Versamenti in contanti per 150 mila euro sui conti correnti di Filippo Penati. Li hanno scoperti i militari della Guardia di Finanza, che nei giorni scorsi hanno depositato la relazione completa degli accertamenti bancari effettuati nei confronti dell'ex presidente della provincia di Milano ed ex esponente di spicco del Partito democratico, attualmente sotto processo a Monza con accuse di corruzione di incaricato di pubblico servizio per la gestione della società autostradale Milano Serravalle (acquisita dalla Provincia nel 2005), e di finanziamento illecito ai partiti.

La «mappatura» dei conti dell'uomo al centro del cosiddetto «sistema Sesto», un presunto scambio di favori e tangenti che avrebbe caratterizzato le amministrazioni di sinistra del comune di Sesto San Giovanni, dove Penati è stato sindaco nei primi anni 2000, era partita ben prima che il tribunale formulasse il rinvio a giudizio.

A causa delle lungaggini delle banche, gli accertamenti sono stati completati a processo già in corso, anche se l'istruttoria dibattimentale è ancora alle prime battute. La procura ha depositato la relazione a integrazione del materiale probatorio, e chiederà ora a Penati di rendere conto di una serie di versamenti di denaro liquido effettuati su banche di Milano e Sesto San Giovanni: 147mila euro dal 2004 al 2011, con tranche anche da 16mila euro ciascuna.
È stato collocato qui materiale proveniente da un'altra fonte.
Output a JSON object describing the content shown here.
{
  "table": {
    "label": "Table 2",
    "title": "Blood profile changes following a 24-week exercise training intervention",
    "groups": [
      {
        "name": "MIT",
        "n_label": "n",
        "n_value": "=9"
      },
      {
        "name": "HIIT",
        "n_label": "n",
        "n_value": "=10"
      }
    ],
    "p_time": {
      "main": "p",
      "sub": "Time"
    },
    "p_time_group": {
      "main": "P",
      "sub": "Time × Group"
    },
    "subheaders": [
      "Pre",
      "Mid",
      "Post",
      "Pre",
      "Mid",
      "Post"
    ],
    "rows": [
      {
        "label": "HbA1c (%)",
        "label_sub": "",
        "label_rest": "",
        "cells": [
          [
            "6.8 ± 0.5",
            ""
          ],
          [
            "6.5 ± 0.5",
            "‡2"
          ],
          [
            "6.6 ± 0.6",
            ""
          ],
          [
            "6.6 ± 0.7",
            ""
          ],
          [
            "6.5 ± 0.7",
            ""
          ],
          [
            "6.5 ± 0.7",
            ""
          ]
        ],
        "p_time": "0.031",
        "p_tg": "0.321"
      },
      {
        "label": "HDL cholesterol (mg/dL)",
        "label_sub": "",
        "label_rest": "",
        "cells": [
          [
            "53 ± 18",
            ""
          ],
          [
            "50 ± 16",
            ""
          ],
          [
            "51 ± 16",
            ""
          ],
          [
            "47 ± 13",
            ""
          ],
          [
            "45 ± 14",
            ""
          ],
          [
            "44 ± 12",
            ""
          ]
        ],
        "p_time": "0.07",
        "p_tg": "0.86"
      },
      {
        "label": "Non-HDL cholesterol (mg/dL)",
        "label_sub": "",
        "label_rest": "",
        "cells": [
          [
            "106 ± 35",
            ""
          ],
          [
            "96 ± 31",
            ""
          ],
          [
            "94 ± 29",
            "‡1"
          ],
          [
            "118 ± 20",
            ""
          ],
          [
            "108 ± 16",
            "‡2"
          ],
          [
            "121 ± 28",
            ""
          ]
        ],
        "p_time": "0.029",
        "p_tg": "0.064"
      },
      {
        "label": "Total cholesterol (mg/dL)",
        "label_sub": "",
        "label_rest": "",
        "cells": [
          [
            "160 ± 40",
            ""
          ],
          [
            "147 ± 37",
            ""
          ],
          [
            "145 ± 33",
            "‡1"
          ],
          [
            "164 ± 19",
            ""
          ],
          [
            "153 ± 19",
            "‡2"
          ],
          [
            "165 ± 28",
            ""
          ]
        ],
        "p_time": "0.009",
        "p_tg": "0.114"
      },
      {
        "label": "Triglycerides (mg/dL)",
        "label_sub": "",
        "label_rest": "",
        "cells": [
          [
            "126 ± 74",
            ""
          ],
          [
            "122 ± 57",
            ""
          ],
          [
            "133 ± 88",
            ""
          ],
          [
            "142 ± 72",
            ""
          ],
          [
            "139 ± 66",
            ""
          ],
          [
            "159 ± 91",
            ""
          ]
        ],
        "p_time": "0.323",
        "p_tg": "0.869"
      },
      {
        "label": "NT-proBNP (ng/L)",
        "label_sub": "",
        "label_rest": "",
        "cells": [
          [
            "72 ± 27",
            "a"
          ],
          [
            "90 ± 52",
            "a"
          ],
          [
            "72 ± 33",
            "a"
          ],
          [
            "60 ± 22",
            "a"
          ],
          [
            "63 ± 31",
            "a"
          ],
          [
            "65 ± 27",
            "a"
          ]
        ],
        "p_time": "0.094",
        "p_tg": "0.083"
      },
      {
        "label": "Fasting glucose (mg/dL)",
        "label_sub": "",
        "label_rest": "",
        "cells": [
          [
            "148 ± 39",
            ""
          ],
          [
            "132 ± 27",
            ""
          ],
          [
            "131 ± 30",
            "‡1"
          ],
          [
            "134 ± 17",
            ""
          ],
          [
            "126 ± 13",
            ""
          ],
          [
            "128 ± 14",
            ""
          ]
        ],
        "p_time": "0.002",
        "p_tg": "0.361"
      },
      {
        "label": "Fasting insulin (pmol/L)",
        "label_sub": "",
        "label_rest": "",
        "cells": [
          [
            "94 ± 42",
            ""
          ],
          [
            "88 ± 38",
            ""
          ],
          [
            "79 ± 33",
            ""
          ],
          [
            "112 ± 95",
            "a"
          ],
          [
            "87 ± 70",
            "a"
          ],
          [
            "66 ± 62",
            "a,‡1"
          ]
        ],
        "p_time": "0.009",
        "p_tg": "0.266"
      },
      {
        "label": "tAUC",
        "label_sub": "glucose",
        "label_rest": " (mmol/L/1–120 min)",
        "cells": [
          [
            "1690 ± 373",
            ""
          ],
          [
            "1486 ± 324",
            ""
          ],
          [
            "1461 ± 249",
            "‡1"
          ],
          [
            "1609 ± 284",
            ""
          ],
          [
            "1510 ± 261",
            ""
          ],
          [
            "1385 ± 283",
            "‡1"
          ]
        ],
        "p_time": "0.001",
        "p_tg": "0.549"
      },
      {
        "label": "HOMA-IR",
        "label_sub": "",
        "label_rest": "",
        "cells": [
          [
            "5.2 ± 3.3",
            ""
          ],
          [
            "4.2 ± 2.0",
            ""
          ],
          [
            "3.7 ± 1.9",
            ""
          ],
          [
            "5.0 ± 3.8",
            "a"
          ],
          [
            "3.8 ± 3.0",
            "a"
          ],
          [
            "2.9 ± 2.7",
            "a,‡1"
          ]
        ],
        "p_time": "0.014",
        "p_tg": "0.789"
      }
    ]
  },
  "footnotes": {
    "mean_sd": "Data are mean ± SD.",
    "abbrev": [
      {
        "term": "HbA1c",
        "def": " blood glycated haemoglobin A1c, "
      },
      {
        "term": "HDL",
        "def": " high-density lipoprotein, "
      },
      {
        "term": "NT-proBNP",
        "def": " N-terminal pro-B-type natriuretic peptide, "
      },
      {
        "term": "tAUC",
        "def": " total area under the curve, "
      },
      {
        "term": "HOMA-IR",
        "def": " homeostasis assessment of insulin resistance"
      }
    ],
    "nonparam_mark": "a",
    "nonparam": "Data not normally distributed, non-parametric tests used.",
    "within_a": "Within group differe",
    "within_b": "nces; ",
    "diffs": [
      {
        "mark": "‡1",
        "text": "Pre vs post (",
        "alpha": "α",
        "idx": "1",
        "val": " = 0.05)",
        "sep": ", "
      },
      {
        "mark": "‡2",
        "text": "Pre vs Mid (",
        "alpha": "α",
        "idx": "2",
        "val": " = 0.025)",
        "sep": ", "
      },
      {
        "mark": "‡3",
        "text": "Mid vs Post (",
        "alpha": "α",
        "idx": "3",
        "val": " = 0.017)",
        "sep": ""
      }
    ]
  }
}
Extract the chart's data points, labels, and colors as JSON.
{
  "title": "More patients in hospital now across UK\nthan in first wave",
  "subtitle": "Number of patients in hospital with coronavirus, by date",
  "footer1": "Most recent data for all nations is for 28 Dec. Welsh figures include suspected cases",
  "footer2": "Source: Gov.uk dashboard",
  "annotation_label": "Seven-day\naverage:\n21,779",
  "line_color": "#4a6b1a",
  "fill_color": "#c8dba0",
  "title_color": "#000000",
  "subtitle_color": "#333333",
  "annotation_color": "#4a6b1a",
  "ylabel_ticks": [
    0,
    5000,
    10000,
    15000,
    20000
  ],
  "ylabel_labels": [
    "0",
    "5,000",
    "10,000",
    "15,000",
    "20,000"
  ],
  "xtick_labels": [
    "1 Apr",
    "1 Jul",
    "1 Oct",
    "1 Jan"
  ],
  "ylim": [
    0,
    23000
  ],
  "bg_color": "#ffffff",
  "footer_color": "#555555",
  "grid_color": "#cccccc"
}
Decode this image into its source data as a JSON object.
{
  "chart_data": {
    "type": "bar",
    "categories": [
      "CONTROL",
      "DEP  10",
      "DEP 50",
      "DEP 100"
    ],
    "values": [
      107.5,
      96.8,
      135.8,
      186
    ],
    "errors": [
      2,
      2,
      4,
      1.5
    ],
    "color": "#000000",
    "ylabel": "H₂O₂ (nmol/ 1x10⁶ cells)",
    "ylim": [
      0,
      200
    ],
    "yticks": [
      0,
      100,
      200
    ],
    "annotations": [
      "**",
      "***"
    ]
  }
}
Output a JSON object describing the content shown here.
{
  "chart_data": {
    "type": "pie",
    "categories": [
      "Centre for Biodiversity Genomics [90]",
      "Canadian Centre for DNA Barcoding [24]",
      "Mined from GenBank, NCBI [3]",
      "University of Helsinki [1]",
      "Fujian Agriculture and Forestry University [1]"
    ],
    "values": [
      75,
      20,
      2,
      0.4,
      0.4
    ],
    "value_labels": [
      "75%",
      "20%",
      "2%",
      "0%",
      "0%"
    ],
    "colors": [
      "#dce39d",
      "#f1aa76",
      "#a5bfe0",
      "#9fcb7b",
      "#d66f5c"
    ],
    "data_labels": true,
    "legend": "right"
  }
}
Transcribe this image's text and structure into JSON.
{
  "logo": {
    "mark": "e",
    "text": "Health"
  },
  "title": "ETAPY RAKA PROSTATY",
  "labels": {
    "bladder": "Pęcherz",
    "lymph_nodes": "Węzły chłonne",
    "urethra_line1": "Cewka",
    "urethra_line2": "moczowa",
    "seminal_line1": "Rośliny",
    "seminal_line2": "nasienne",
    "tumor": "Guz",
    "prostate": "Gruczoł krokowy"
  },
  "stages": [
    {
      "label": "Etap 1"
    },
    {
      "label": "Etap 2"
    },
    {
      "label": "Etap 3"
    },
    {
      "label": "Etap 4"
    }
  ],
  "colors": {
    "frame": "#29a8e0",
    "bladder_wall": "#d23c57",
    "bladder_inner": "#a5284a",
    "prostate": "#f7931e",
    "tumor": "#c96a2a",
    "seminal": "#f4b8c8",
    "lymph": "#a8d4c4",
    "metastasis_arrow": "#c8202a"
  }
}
Penati, nel corso dell'ultima udienza, aveva già dichiarato pubblicamente che i magistrati, in questi tre anni di indagini, «non avevano mai trovato nulla di sospetto sui conti correnti, non un euro fuori posto». Presa visione della relazione della Guardia di Finanza, si è detto «ancora più convinto» della propria innocenza. Il versamento da 16mila euro effettuato nel 2005 su una filiale Unicredit di Sesto, per esempio, sarebbe stato in realtà effettuato non in contanti, ma «attraverso quattro assegni».

Quindi tutto sarebbe stato regolarmente «tracciabile». Il grosso delle entrate, poi, sarebbero i soldi percepiti dalla madre dell'ex uomo del Pd, grazie agli affitti di una serie di appartamenti di proprietà, finiti su «conti cointestati». Pagamenti che, anche se effettuati «cash», sarebbero stati tutti «regolarmente registrati».

Altro scenario dipingeva l'imprenditore Piero Di Caterina, il grande accusatore di Penati, di cui oggi è comunque coimputato, quando, nei lunghi interrogatori resi agli inquirenti negli anni scorsi, parlava di autentici tesori nascosti all'estero, milioni di euro custoditi a «Dubai, Montecarlo, Sud Africa».

Ricchezze che avrebbe cominciato ad accumulare grazie alle presunte maxi tangenti per le vicende della riqualificazione delle grandi aree industriali di Sesto. Accuse sulle quali la legge Severino ha fatto intervenire di recente la scure della prescrizione.